Since soft launching the e-commerce site with a single product — Marcia Langton’s Welcome to Country: A travel guide to Indigenous Australia — in May 2020, the platform has expanded to offer more than 1,000 products across fashion, food, beauty and homewares and more than 140 tourism experiences. Sales are currently up 20 per cent month on month, according to Eades.
While it is still reliant on private funding, the plan is for Welcome to Country to become self-sufficient. As a registered not-for-profit, its earnings will go towards its purpose of empowering Aboriginal and Torres Strait Islander communities to create economic and well-being outcomes.
Building momentum for Indigenous brands
“There’s been building momentum in the country over the last decade around the positioning of Aboriginal businesses and providing them with opportunities,” Eades said, pointing to the government’s Indigenous procurement strategy and initiatives in the private sector like Supply Nation.
“In the last year, I think things really intensified.”
The killing of George Floyd by police in the US last year sparked protests against racial inequality and forced businesses to confront the lack of diversity in their employment practices, marketing and merchandising.
In Australia, it also led to a wave of support for Indigenous-owned businesses. Brands like Clothing the Gaps, which is known for its ‘Always Was, Always Will Be’ and ‘Free the Flag’ t-shirts (the retailer recently had to change its name after losing a legal battle with Gap Inc), quickly sold out of merchandise.
“I think people were searching for ways in which they could make a meaningful impact, or understand at a deeper level what’s been going on,” Eades said.
“We saw a lot of people wanting to buy Black books and read and hear from Aboriginal authors about issues, but we also saw an emergence of people wanting to buy products from Aboriginal businesses and really support them.”
Supporting brands to grow
The timing of Welcome to Country’s launch has enabled it to cater to that demand, selling t-shirts and other apparel from emerging fashion labels like Clothing the Gaps and Aarli, bedding from the hugely successful collaboration between Kip & Co and the Bábbarra Women’s Centre on Arnhem Land in the Northern Territory, as well as sauces and spices from the Torres Strait Islander-owned hospitality business Mabu Mabu, which has just signed a lease to open a restaurant in Melbourne’s Federation Square.
By bringing multiple Indigenous-owend brands together in one place, Welcome to Country is able to attract more traffic to its website than most brands would be able to on their own.
“It makes it easier to amplify your voice and gain traction,” Eades said.
But its success can be a double-edged sword for the small businesses and brands it works with.
“When you start to get the kind of sales that we’ve experienced at times, having a consistent supply of products can be really challenging,” Eades said. “It’s a working capital issue that all small businesses face.”

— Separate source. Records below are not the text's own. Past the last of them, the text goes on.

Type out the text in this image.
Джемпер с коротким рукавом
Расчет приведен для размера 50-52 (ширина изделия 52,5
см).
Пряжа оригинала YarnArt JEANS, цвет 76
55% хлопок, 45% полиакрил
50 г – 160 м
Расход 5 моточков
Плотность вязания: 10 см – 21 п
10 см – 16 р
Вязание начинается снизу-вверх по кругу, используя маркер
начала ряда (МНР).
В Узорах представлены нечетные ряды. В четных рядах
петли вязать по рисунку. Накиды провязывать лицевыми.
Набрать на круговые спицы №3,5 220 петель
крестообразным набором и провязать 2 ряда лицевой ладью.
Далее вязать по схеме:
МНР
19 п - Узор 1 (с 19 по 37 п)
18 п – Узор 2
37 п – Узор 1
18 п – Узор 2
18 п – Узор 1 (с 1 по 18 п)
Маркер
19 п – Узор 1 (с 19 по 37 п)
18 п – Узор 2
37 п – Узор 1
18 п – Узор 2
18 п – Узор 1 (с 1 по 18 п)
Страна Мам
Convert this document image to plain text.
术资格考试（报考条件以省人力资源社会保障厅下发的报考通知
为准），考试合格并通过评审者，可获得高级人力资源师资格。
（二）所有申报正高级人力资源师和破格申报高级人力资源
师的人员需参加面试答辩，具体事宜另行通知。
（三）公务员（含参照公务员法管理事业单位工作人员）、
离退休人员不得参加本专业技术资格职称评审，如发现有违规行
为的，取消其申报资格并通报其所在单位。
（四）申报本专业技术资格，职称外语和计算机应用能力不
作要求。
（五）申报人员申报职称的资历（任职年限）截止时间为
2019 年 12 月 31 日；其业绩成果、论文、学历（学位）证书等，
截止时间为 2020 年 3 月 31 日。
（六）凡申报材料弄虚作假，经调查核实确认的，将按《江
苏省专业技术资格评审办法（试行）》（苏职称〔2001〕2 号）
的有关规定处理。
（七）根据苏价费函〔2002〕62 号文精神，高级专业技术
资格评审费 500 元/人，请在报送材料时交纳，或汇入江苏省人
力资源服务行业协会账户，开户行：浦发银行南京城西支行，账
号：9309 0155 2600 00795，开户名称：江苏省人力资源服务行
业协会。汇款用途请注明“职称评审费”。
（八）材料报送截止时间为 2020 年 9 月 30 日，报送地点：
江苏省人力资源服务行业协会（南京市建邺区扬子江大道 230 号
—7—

One customer, for instance, recently ordered 1800 items from Bush Balm, an Alice Springs-based social enterprise that sells through Welcome to Country, as a corporate gift.

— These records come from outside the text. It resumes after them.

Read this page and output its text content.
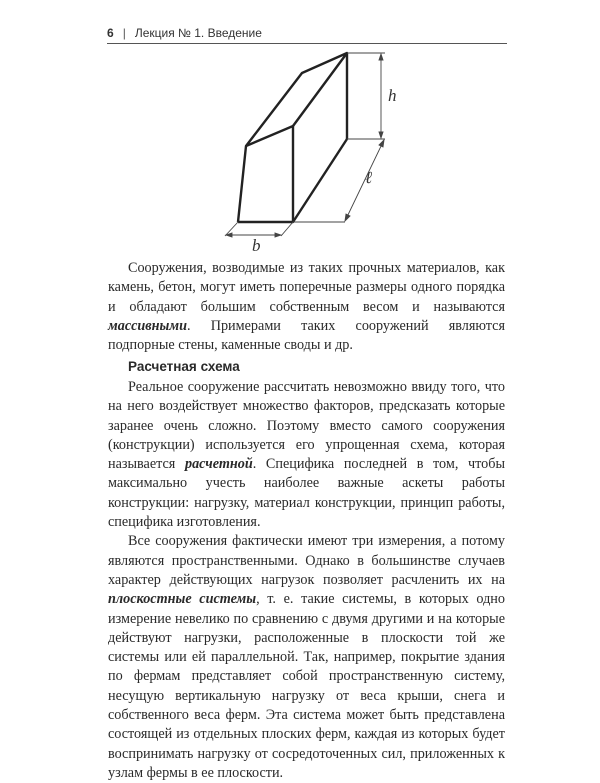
6 | Лекция № 1. Введение
h
ℓ
b

Сооружения, возводимые из таких прочных материалов, как камень, бетон, могут иметь поперечные размеры одного порядка и обладают большим собственным весом и называются массивными. Примерами таких сооружений являются подпорные стены, каменные своды и др.

Расчетная схема

Реальное сооружение рассчитать невозможно ввиду того, что на него воздействует множество факторов, предсказать которые заранее очень сложно. Поэтому вместо самого сооружения (конструкции) используется его упрощенная схема, которая называется расчетной. Специфика последней в том, чтобы максимально учесть наиболее важные аскеты работы конструкции: нагрузку, материал конструкции, принцип работы, специфика изготовления.

Все сооружения фактически имеют три измерения, а потому являются пространственными. Однако в большинстве случаев характер действующих нагрузок позволяет расчленить их на плоскостные системы, т. е. такие системы, в которых одно измерение невелико по сравнению с двумя другими и на которые действуют нагрузки, расположенные в плоскости той же системы или ей параллельной. Так, например, покрытие здания по фермам представляет собой пространственную систему, несущую вертикальную нагрузку от веса крыши, снега и собственного веса ферм. Эта система может быть представлена состоящей из отдельных плоских ферм, каждая из которых будет воспринимать нагрузку от сосредоточенных сил, приложенных к узлам фермы в ее плоскости.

“In some of those situations, we’ll put the cash upfront so they’re able to produce the product to the volume they need to supply, and that’s just us being realistic about [the businesses] we’re dealing with,” Eades said.
“For me, the fact that we have the capacity to do that means that we’re helping them develop and giving them that chance to grow.”
Eades, who is a co-owner of PwC Indigneous Consulting, is passionate about giving Indigenous business owners the confidence and skills to produce their own ranges, rather than needing to collaborate with non-Indigenous brands and retailers, as is often the case today.
“I’ve got all this expertise — I could actually give them something really tangible, teach them about the industry, where to go to get things manufactured and really enable them to go to the next level,” he said.
“It’s that more empowering position of allowing them to step into the spotlight and build their own name and profile as the maker of the product.”